PET/CT is useful in case of isolated chronic cervical lymph node significant swelling & FNA revealed metastatic carcinoma & primary lesion is not detected by clinicoendoscopic examinatin. Then PET/CT can discover the site of the primary lesion to help the plan of treatment of such case. Regarding your question, i do not think so because the classic methods of staging by clinical ex, panendoscopy with biopsy & contrasted CT +/- MRI are much helpful. In this situation, adding PET/CT depends on availability & total care cost of such cases. It may be more useful to apply PET/CT post complete surgicochemiorad of cancer larynx to be sure that there is no residual disease or far micrometastasis.
Hazem, I acknowledge for your answer, can you give me any literature of supports your this opinion? and we use PET/CT for staging of larynx cancer ,especially squamous cell carsinoma, but in literature I can not find to explain our praxis.What do you think about our praxis?
It is customary in our interdisciplinary H&N oncology group to suggest PET/CT scan for laryngeal cancers of stages III or IV, whether supraglottic, subglottic or glottic. Using PET/CT in stages III and IV provides the best predictive results and happens to be a rational choice in terms of cost. The literature support for this choice are the NCCN guidelines for H&N malignancies, which are available upon free registration on the american national comprehensive cancer network site.
I didn't review the literature, but one should better perform a pet-ct scan or if not available a ct scan of head / neck / thorax / abdomen.
A total laryngectomy has a deep impact not the qol of your patient. So you should better rule out any metastasis oder second cancers, or any other life threatening disease (we had a patient with an aortic aneurysm) as far as possible.
It's also a very helpful tool in post therapeutic follow up after radio-chemotherapy since a normal ct scan will only show some mass. And the pet will show you the metabolism.
Of course, although expensive, PET-CT is a good imaging modality in terms of tumor staging (N status, M status). In laryngeal cancer, however, its role is limited in my opinion.
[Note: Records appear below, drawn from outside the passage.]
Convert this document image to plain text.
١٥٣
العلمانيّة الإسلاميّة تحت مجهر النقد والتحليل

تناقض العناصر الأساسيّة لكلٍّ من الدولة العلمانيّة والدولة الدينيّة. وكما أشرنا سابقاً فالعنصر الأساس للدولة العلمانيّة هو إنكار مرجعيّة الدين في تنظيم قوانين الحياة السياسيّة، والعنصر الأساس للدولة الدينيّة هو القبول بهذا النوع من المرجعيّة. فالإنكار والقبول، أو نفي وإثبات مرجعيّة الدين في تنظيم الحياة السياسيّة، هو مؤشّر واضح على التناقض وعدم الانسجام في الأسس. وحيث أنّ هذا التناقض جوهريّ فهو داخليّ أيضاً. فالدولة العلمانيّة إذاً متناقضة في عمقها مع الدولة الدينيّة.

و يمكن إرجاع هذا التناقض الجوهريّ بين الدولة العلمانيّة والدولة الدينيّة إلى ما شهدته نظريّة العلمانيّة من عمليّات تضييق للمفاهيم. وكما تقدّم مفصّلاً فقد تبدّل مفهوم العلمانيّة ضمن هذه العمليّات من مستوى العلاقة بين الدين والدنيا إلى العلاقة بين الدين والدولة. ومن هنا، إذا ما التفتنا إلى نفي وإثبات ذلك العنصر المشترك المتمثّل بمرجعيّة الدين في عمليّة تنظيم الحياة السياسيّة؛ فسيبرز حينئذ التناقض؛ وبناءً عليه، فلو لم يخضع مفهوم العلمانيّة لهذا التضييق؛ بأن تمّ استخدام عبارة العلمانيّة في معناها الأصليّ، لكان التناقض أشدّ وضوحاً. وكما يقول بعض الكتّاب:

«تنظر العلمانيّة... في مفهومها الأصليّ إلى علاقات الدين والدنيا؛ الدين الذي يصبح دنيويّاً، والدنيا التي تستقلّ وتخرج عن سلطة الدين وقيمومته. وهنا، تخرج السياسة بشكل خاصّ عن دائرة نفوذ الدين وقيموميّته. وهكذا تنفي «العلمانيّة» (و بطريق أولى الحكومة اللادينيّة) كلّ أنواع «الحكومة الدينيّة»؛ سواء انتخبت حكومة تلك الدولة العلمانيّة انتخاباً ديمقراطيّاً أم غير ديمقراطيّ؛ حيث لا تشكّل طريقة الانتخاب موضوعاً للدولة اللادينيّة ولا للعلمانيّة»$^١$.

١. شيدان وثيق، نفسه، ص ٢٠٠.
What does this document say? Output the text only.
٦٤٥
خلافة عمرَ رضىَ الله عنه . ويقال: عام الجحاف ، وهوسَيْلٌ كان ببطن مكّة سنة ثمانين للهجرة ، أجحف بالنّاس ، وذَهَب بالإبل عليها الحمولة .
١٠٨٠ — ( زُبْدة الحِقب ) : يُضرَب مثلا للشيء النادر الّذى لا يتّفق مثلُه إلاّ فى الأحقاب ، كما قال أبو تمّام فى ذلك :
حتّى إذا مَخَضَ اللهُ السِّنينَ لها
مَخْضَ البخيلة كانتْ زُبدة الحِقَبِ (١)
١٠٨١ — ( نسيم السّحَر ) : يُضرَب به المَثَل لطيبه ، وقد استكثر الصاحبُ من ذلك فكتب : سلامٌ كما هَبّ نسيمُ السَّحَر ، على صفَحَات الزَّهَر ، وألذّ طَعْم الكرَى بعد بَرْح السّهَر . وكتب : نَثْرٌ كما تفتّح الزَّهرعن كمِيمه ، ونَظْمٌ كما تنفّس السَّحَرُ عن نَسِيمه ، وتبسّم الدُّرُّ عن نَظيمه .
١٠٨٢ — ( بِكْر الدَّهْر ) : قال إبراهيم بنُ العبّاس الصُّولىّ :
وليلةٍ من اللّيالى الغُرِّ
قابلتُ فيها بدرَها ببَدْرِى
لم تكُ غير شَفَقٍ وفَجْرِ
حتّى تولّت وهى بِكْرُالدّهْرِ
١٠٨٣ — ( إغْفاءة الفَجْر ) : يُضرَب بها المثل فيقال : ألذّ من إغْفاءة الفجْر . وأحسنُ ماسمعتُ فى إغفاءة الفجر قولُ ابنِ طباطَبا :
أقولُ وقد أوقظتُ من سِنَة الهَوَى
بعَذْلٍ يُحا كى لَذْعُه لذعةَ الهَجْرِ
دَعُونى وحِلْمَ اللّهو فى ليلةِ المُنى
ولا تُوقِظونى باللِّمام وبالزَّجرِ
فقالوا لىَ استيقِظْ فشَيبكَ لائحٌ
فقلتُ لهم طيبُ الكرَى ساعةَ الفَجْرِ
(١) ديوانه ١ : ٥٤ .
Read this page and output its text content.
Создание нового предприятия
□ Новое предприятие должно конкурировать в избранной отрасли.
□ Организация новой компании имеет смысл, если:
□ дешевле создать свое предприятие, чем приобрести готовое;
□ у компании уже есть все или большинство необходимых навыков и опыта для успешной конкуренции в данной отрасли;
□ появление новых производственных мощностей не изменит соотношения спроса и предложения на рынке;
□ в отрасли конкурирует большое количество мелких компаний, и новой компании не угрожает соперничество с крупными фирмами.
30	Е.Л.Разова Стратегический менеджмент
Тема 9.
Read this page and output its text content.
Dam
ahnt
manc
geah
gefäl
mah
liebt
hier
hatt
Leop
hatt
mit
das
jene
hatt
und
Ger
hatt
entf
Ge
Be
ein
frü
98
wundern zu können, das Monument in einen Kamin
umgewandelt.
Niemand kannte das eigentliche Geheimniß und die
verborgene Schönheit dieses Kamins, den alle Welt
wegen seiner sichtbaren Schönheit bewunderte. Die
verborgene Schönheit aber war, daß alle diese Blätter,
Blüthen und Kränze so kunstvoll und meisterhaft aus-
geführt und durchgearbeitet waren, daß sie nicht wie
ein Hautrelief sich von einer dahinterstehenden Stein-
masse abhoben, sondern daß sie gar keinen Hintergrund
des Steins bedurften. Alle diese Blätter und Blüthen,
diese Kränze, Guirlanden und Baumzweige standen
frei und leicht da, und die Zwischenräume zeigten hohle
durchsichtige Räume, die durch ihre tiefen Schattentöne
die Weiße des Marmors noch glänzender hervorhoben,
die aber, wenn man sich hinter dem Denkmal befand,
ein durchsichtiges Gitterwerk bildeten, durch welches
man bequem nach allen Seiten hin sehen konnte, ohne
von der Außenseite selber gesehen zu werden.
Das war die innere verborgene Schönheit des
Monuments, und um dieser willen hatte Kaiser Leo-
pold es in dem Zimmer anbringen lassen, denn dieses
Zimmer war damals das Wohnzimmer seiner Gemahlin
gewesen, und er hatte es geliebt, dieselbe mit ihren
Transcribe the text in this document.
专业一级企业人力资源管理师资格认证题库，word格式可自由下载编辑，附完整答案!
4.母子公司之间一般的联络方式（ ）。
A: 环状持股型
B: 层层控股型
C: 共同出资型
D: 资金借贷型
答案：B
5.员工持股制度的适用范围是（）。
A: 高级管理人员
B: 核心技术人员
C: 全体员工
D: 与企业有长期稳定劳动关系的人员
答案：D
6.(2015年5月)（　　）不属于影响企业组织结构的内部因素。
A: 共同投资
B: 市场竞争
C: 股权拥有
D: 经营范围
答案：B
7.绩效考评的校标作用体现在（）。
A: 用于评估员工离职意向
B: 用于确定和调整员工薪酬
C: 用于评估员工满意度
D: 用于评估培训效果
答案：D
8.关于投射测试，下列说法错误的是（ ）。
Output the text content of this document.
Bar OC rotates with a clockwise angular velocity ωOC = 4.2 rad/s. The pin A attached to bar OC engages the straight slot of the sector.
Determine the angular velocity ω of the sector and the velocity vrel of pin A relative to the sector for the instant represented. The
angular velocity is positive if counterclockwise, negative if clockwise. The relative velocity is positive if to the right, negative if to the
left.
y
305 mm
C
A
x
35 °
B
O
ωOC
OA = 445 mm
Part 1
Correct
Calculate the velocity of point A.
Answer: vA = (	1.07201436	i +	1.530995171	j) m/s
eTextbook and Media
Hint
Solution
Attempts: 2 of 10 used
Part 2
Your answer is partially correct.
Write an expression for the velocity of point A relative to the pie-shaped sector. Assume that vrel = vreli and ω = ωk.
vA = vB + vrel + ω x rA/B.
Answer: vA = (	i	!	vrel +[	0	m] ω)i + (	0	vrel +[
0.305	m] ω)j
Firstly, PET-CT is quite inaccurate in terms of anatomic classification of laryngeal cancer for surgery. Also, very small lesions and even residual tumor can be hard to assess due to the common unspecific inflammatory enhancement characteristic of the larynx. Secondly, distant metastasis in laryngeal cancer is rare especially in the case of N0 neck and even in patients with N+ neck. In glottic cancer, even neck metastases are relatively rare. Regional and distant metastasis as well as second primary lung cancer are effectively assessed with neck CT/MRI and CT of the thorax.
In my opinion, local control in laryngeal cancer is crucial due to the gruesome sequelae of local progression. When total laryngectomy is under consideration the larynx is mostly non-functional anyway so there would not be much to spare in terms of function. In our practice, PET-CT probably would not make too much of a difference regarding the decision of performing TL, which also acts as an excellent palliative procedure with a relatively short recovery time (there are problems with this associated with TL after oncological treatment). The QoL inferiority of TL patients compared to those who receive only palliative treatment is highly questionable. In the literature, curatively aimed chemoradiotherapy and TL have produced fairly similar QoL outcomes. Of course, in the case of deteriorated general condition due to comorbidity and expected short life expectancy it is always good to quiestion the role of any aggressive surgical/oncological treatment. Co-morbidities shold be assessed with care.
I would opt for staged imaging. If thorax CT is normal, no PET-CT would be necessary. In the rare cases of pulmonary metastasis, PET-CT could give some additional information not obtained from whole body CT-scans.
Yes. Total laryngectomy is an invasive treatment for the quality of life of the patient. So, in agreement with Steffen Nolte, you should better rule out any metastasis or second cancers.